Monday, April 24, 2006

Poetry and Gardening

I'm finding that journalling in this blog encourages me to read more poetry. I'm not sure why, but for once I'm just going to flow with the experience without questioning it further.

Recently I've been reading Stanley Kunitz's The Wild Braid. There are a few phrases and bits that just captivate me....

"...among the sodden seethe of leaves...." (p. 32, from "The Testing Tree")

"...In the haze of afternoon,
while the air flowed saffron,..." (p.35, from "The Testing Tree")

"I conceived of the garden as a poem in stanzas." (p.72, from "Stanzas")

"We could say the playcodon is rhyming with the thalictrum." (p. 74, from "The Gate to Hell")
(Isn't that a cool idea - plants rhyming with each other in the garden? Repeating the theme of color or texture or height. So much more vivid to say they are rhyming!)

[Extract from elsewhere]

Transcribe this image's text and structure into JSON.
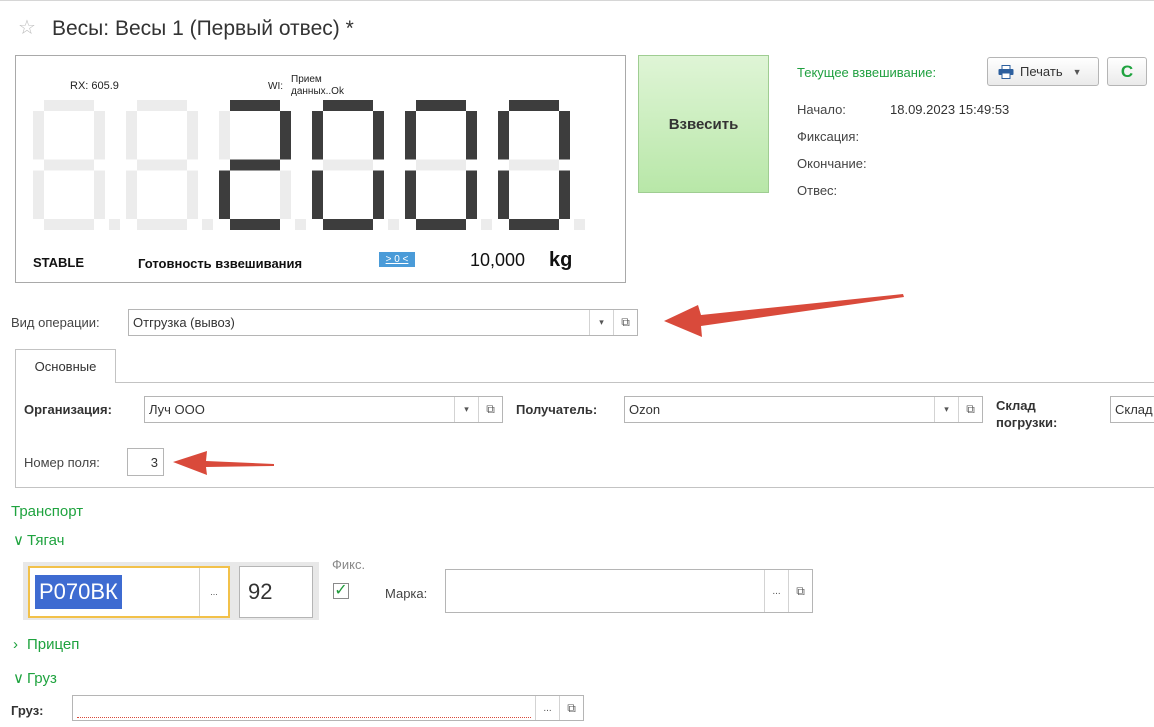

"Light splashed this morning
on the shell-pink anemones
swaying on their tall stems;
down blue-spiked veronica
light flowed in rivulets
over the humps of the honeybees;
this morning I saw light kiss
the silk of the roses...." (p. 139, from "The Round")

And some of the images in my garden remind me of visual poetry:

the rich royal blue velvet of the Salvia blooms against the cool gray weathered fence

fragile, purple-streaked, snow white blooms of the peacock ginger emerging daintily from the coarse brown mulch

fresh green froth of the maidenhair fern.

Okay. Well, maybe I DO see why I'm being more attracted to poetry these days!